3. Moons' 1.8 degree stepper greatly reduces VFA's
4. LDO 0.9 degree stepper creates the nicest surface finish yet. This is without tuning trinamic parameters.
----
For installation on x and y-axes the following firmware and g-code commands were used...
in Configuration_prusa.h
//#define DEFAULT_AXIS_STEPS_PER_UNIT {100,100,3200/8,280}
#define DEFAULT_AXIS_STEPS_PER_UNIT {200,200,3200/8,280} //Kuo y changed to 200 for 0.9 degree stepper
//#define TMC2130_SG_THRS_X 3 // stallguard sensitivity for X axis
//#define TMC2130_SG_THRS_Y 3 // stallguard sensitivity for Y axis
#define TMC2130_SG_THRS_X 1 // stallguard sensitivity for X axis (Kuo use 0 or 1 here. 2 was slightly too high)
#define TMC2130_SG_THRS_Y 1 // stallguard sensitivity for Y axis (Kuo use 0 or 1 here. 2 was slightly too high)
--------
in tmc2130.cpp
//uint8_t tmc2130_sg_thr_home[4] = {3, 3, TMC2130_SG_THRS_Z, TMC2130_SG_THRS_E};
uint8_t tmc2130_sg_thr_home[4] = {TMC2130_SG_THRS_X, TMC2130_SG_THRS_Y, TMC2130_SG_THRS_Z, TMC2130_SG_THRS_E}; //Kuo apply TMC2130_SG_THRS_Y here
--------
G-code sent via terminal to set x and y resolutions and store in EEPROM
M92 Y200
M92 X200
M500
--------
So, this leaves my printer with stock LDO on z-axis, 0.9 degree LDO's on x & y, and 1.8 Moons on extruder.

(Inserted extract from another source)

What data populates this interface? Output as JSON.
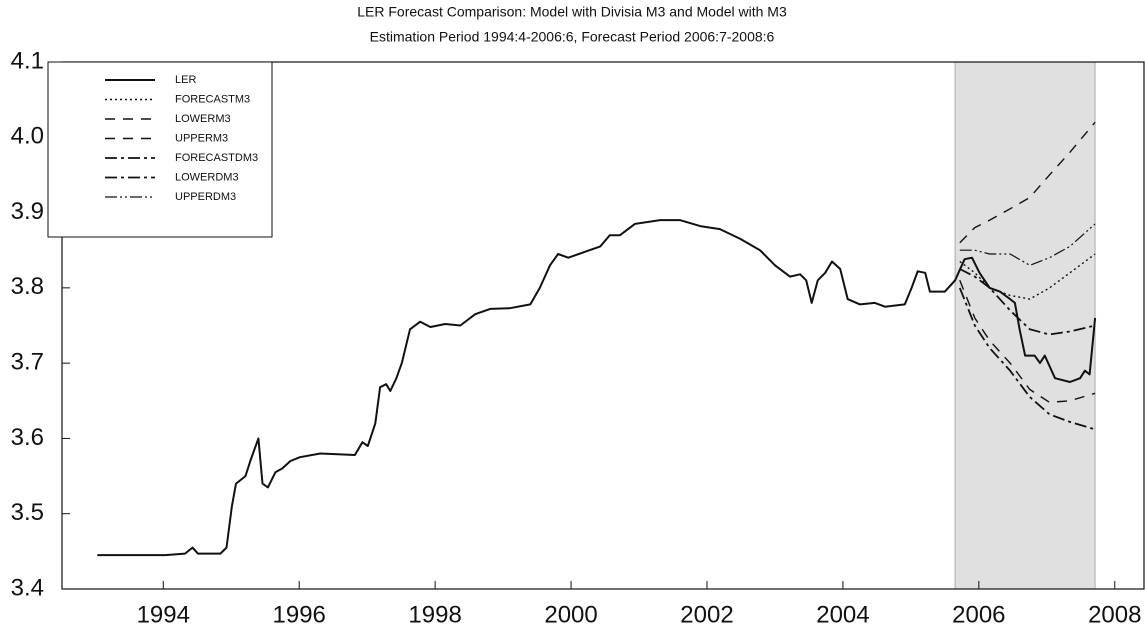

If further testing shows this configuration is stable, I will grind some flats on the LDO motor shafts and tune Trinamics for the new motors. Right now, they are running with just stock settings for chop and waveform.
A 12 hour print job should exercise x and y adequately
Re: Fine Vertical Artifacts / Trinamic Chop Tuning, Any Effect?
I don't think you need to worry about the safety issue with the lower resistance of your .9's. The 2130's control the max current, so the .9's should run much cooler(same current & lower coil resistance).
However, if you run them with the stock current settings(20 for Y or ~.348A), you are getting less than half the torque of the stock motors. I wouldn't have expected the .9's to run the Y reliably at the stock current setting - but if they do that's great.
If you need to increase the current settings, I wouldn't go above 44(~.69A). That would give the same motor heating as the stock 1.8 and approximately the same torque as the stock 1.8
The Moons .9 I got is MS17HA2P4100. It has slightly higher rated torque at 1A than the LDO at 1.65A, and it has a flat on the shaft. Of course, it cost more than the LDO.
Re: Fine Vertical Artifacts / Trinamic Chop Tuning, Any Effect?
Uh oh. 8 hours into print job...
Recv: TMC DRIVER OVERTEMP0
Recv: KILL: 0
Recv: Error:Printer halted. kill() called!
Have to either cool the TMC2130 more or drop current. At stock current levels, both x and y axes are moving well. I think I'll try dropping them a bit.
It has to be pretty close if it went 8 hours before temp issue.
I do have a ridiculously easy to move y-carriage with my rod and bearing setup.
Re: Fine Vertical Artifacts / Trinamic Chop Tuning, Any Effect?
Were you running in stealth mode? If so, the motor current is(at least partially) controlled by a different set of registers - not just the normal run & hold current registers. This would explain the increased heating & also the better than I expected torque - since this is a voltage based chopper. But it means you will need to tune(or set) the stealth mode registers to correct this. Unfortunately I can't help, as I'm just starting to dig into the stealth mode part of the data sheet.
My best guess would be to start with:(in Configuration_prusa.h)
#define TMC2130_PWM_GRAD_Y 2 // PWMCONF
#define TMC2130_PWM_AMPL_Y 235 // PWMCONF
Probably lowering TMC2130_PWM_AMPL_Y would be good. Since you ran for 8 hr. before problem, maybe around 200 would be a reasonable 1st try. But again, I'm just starting on the stealth mode stuff. You may be way ahead of me on this.